How the Vulnerability Works
When EIP-712 is used in private sales or transaction authorizations, the signed data typically includes relevant information such as the buyer, seller, asset ID, sale price, and expiration date. Once signed by the seller, the buyer can submit the signature to the smart contract to execute the transaction. This process allows for trustless and decentralized transactions, but without proper protections, the signature can be used more than once under certain conditions.
Scenario Overview:
Original Sale: The seller generates an EIP-712 signature, allowing the buyer to purchase an NFT or other asset. The buyer provides the signature to the contract, the transaction is validated, and the sale goes through.
Re-acquisition by Seller: If the seller repurchases or regains ownership of the NFT, the original buyer can reuse the EIP-712 signature, allowing them to buy back the NFT again without needing a new signature from the seller.

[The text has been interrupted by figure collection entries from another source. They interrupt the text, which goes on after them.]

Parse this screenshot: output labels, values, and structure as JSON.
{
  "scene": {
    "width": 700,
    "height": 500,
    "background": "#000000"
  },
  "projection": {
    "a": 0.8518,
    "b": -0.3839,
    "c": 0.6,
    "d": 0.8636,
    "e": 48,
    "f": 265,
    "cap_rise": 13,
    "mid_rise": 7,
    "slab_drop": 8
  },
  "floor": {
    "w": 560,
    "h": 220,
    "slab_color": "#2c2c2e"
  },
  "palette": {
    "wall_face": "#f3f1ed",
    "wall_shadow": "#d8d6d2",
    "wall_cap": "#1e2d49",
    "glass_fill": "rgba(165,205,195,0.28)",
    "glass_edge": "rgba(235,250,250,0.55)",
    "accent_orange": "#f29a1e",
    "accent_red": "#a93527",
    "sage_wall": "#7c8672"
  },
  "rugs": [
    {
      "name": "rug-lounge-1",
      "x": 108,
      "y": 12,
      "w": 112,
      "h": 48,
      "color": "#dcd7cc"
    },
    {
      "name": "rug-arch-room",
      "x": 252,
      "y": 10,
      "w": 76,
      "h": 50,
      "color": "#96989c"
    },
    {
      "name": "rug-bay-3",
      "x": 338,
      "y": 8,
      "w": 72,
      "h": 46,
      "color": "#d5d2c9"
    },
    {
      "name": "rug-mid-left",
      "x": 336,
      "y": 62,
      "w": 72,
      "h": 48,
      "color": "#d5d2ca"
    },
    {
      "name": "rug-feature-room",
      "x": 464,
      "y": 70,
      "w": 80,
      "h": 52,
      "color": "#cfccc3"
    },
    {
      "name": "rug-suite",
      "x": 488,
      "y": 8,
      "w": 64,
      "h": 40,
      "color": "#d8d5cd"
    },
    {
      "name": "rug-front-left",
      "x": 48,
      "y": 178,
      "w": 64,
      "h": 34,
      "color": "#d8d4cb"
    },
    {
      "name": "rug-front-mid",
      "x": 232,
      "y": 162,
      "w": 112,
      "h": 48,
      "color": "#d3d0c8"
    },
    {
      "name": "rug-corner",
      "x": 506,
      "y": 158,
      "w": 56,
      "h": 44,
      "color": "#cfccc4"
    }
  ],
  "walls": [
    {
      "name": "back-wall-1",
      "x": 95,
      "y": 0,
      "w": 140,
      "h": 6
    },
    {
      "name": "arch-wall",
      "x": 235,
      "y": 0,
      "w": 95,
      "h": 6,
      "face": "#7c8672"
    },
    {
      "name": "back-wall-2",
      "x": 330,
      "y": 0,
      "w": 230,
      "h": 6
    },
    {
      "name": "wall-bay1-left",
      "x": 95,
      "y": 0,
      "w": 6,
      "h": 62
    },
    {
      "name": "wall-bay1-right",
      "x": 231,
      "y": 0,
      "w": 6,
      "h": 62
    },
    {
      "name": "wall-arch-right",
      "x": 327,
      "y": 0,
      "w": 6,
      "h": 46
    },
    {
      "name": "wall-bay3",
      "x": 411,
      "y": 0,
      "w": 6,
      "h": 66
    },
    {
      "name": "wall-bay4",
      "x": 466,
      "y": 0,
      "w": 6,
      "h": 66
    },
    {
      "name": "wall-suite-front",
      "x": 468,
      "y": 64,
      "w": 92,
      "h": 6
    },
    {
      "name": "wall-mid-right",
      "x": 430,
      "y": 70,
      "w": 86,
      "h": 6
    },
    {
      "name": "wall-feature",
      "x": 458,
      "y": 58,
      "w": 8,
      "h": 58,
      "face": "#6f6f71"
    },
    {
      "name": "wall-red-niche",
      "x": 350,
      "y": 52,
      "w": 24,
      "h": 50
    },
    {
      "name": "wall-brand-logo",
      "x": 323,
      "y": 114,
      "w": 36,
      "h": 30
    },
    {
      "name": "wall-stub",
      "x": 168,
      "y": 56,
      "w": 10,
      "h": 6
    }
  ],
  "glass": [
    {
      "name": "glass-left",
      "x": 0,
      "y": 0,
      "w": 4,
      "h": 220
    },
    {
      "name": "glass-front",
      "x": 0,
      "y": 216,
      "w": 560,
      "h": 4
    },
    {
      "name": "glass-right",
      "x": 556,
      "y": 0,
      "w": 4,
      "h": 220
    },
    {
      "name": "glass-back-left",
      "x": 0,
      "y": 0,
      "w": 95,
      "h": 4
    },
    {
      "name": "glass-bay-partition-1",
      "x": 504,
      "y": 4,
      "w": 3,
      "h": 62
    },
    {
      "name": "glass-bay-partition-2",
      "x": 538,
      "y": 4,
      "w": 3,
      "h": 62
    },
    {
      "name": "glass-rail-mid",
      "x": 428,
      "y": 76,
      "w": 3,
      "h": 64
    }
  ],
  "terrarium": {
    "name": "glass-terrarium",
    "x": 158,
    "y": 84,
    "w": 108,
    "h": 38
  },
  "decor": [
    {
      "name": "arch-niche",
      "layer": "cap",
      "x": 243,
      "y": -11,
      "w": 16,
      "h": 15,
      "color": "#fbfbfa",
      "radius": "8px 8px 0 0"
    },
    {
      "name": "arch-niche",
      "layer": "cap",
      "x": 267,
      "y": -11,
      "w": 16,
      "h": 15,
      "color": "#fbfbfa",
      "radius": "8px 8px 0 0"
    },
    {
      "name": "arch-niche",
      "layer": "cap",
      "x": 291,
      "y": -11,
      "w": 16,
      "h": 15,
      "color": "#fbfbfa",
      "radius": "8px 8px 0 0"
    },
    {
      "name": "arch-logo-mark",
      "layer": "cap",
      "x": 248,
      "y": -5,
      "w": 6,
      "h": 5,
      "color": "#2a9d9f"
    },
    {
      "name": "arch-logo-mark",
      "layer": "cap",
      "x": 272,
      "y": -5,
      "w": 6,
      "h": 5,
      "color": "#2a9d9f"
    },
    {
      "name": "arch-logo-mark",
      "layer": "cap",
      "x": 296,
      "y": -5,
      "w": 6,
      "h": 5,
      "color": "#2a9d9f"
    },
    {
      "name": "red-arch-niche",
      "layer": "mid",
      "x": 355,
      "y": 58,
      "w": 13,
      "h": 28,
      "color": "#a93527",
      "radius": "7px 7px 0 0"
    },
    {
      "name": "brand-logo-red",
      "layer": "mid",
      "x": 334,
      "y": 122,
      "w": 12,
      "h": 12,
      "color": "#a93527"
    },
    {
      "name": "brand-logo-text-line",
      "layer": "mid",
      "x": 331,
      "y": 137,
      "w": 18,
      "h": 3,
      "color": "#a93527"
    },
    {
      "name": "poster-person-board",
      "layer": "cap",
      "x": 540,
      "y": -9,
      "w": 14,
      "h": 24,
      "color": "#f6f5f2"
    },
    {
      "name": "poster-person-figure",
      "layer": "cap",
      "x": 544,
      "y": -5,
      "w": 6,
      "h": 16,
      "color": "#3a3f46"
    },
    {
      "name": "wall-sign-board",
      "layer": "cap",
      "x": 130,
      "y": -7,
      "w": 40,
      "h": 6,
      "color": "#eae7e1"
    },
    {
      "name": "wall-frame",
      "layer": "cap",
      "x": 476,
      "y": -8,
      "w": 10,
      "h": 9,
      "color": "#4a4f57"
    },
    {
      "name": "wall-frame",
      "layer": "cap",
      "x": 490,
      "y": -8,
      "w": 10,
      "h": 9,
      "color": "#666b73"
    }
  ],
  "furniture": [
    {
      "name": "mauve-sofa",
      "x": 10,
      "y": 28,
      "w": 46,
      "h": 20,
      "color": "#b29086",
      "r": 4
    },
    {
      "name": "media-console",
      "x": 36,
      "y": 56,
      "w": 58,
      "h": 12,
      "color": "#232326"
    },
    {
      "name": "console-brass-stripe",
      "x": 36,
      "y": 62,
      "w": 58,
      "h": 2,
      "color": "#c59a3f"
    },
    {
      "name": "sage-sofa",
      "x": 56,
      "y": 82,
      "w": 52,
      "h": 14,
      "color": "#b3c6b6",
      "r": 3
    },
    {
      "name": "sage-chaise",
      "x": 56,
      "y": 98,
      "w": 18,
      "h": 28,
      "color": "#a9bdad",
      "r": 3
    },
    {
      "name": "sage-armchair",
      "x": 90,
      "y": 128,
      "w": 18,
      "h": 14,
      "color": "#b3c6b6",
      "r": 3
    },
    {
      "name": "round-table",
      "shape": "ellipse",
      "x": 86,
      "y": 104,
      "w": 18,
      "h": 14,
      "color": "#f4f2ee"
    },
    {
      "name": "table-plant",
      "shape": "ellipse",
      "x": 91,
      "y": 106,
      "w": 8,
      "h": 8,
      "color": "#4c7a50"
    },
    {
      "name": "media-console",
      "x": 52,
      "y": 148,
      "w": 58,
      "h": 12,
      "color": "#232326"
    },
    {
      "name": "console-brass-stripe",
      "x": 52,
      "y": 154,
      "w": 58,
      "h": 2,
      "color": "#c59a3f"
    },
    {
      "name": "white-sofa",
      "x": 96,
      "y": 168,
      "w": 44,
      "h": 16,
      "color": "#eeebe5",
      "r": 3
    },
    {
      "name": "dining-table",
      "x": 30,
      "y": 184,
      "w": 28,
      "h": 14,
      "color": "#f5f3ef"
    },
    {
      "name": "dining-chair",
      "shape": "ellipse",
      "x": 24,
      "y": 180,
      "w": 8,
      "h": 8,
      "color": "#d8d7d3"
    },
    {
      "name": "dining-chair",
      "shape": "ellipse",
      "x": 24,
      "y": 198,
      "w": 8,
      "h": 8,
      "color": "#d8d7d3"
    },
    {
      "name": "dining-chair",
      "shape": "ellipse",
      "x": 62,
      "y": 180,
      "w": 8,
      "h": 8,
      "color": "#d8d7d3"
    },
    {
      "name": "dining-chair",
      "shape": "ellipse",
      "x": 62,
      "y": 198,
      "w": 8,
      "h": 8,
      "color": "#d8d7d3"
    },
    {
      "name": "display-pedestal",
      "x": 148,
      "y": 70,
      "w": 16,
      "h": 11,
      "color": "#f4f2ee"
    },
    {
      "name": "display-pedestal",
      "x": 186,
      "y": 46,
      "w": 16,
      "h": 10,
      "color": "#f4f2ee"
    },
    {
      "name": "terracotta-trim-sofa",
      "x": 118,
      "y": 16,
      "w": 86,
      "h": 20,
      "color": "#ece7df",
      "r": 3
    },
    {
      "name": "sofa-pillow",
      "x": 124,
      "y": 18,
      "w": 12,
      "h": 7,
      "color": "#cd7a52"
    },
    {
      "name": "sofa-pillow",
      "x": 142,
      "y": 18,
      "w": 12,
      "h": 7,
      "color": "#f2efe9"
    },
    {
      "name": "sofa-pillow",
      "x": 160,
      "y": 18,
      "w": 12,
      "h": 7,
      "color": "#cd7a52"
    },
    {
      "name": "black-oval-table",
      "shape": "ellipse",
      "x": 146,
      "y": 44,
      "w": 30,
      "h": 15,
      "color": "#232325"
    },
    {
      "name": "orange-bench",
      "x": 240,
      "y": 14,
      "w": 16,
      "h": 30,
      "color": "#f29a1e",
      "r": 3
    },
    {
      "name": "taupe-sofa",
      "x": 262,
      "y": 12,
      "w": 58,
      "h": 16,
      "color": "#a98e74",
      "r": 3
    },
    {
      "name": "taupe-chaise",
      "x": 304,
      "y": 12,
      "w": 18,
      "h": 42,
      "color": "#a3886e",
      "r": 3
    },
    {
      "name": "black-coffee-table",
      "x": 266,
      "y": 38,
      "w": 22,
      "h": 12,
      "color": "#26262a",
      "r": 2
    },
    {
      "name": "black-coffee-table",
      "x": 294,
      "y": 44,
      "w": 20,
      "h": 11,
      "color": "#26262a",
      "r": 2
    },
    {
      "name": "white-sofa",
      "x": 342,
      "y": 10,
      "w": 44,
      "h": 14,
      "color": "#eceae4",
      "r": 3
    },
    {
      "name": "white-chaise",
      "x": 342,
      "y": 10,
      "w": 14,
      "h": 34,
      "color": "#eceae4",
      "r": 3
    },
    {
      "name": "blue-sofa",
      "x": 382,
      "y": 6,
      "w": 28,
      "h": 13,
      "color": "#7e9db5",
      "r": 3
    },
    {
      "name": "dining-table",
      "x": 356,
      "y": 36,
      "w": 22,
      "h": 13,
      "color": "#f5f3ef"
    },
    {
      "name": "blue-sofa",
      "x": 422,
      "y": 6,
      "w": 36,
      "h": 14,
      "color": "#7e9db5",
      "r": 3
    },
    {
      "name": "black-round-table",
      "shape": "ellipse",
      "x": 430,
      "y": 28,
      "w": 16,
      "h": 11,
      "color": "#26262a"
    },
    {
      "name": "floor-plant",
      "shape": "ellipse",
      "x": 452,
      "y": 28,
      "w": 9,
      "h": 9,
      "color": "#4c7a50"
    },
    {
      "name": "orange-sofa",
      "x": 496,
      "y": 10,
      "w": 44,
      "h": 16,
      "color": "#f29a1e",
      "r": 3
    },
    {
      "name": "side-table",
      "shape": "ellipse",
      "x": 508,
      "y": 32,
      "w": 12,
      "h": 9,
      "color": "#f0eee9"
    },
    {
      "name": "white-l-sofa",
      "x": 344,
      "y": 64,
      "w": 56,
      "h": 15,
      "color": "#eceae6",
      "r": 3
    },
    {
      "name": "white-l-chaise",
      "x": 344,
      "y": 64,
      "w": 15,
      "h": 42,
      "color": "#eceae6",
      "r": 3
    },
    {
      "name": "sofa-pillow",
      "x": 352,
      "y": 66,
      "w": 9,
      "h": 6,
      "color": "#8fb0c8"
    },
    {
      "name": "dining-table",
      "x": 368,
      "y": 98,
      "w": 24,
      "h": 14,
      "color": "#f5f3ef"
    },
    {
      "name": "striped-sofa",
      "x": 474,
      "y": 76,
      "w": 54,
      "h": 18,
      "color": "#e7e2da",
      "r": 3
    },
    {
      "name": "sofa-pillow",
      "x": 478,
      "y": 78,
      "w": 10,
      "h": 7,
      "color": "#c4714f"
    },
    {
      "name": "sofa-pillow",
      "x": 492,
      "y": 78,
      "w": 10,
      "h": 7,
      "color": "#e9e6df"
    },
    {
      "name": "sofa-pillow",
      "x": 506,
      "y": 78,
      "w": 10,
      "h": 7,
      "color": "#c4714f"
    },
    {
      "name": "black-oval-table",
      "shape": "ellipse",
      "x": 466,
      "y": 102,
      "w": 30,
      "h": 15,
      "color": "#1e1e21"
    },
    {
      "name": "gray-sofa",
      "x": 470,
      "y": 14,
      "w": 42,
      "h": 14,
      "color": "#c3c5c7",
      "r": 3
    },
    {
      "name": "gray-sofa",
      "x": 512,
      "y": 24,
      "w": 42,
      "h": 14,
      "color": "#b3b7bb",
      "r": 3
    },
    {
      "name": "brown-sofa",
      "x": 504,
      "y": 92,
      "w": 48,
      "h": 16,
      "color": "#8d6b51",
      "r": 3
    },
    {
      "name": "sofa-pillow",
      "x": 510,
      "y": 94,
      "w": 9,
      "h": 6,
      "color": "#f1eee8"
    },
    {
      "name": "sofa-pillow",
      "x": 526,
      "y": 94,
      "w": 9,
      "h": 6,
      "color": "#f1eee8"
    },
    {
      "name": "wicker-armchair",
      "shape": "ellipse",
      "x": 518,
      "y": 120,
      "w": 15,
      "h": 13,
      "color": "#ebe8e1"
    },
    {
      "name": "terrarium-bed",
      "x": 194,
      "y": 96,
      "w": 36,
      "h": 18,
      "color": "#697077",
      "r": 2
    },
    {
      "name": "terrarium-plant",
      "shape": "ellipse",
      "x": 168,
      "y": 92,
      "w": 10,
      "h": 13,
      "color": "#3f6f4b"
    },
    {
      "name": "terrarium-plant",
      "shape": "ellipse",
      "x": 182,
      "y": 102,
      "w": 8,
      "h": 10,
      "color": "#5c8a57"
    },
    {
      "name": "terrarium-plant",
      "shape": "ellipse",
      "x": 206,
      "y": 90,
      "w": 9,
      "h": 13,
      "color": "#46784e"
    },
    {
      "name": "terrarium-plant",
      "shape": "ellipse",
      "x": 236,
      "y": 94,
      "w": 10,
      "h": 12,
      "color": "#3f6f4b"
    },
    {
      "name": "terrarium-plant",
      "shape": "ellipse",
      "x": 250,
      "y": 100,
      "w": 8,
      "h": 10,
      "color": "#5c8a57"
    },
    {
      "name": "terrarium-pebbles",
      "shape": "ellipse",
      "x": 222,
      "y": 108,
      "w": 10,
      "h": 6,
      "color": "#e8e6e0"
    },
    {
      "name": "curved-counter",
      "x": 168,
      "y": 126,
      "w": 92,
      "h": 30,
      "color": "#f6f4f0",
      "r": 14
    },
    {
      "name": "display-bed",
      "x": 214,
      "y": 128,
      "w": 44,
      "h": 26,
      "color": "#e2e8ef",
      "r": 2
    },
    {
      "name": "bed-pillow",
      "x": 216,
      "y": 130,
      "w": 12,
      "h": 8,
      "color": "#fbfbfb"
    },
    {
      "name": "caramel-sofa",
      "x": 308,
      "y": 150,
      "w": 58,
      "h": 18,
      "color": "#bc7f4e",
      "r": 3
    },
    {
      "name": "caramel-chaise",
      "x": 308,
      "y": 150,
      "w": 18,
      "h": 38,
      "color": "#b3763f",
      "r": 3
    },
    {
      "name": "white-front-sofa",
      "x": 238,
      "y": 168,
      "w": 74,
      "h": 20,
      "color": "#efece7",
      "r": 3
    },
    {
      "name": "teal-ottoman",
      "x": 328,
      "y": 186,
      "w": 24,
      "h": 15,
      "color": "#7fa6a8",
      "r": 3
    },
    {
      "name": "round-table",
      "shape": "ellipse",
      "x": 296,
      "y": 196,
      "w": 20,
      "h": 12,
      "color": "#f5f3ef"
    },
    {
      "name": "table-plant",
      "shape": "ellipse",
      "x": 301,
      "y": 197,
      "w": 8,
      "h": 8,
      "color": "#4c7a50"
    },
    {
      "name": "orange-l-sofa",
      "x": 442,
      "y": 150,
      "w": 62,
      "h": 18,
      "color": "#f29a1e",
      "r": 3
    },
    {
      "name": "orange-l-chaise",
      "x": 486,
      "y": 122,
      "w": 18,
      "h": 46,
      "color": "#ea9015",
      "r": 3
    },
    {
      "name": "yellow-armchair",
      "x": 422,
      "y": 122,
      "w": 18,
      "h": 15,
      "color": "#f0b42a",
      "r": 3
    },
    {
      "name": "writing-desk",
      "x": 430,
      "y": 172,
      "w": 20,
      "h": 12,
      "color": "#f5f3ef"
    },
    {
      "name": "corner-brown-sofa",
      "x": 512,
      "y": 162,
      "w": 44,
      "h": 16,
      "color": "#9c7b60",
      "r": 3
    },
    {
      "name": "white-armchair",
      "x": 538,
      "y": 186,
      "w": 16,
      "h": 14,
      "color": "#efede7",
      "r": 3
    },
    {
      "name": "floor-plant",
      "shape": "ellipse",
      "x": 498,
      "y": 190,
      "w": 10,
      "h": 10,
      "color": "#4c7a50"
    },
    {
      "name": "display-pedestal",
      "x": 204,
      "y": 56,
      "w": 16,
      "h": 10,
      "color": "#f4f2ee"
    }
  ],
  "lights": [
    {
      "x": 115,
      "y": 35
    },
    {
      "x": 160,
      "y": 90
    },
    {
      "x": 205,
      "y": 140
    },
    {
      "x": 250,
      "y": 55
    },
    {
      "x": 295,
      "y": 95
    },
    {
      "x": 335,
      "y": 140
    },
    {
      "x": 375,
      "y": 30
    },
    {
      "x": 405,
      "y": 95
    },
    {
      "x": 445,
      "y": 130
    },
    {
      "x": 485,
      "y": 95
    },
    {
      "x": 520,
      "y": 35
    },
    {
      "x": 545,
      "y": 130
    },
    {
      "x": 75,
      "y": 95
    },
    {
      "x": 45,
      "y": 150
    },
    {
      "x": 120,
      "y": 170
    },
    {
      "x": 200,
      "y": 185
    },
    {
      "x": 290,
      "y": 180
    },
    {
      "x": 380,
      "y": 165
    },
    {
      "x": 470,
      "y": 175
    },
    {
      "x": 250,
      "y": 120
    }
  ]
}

Exploitation: The original buyer uses the same signature to reacquire the NFT at the original price, potentially exploiting any price appreciation in the meantime.
Example:
Step 1: Joe, the NFT seller, signs a transaction allowing Rachel to purchase an NFT.
Step 2: Rachel submits the signed transaction to the smart contract and purchases the NFT.
Step 3: Joe buys back the NFT at a later time.
Step 4: Rachel reuses the old EIP-712 signature to buy back the NFT at the original price, even if the NFT's value has increased significantly.
This vulnerability stems from the fact that there are no checks to prevent signature reuse in such scenarios, leaving the contract open to exploitation.
Why This Happens:
The main issue here is the lack of nonce or state tracking for the EIP-712 signature. Nonce values are typically used in smart contracts to ensure that each transaction is unique and cannot be replayed in different contexts. Without the use of a nonce, signatures can remain valid across multiple transactions, allowing for malicious reuse.
In addition, some smart contracts fail to track changes in asset ownership after a sale, meaning that the same conditions (such as the buyer and seller relationship) are assumed to be valid long after the initial sale has taken place.
Mitigation Strategies:
Nonce Management:
The simplest and most effective way to prevent signature reuse is to include a nonce when generating the EIP-712 signature. This nonce can be incremented after each transaction, ensuring that a signature can only be used once.
Example: Every time an NFT is sold, the contract assigns a new nonce to the sale, and the buyer must include this nonce when submitting their purchase. After the transaction, the nonce is invalidated, preventing the signature from being reused.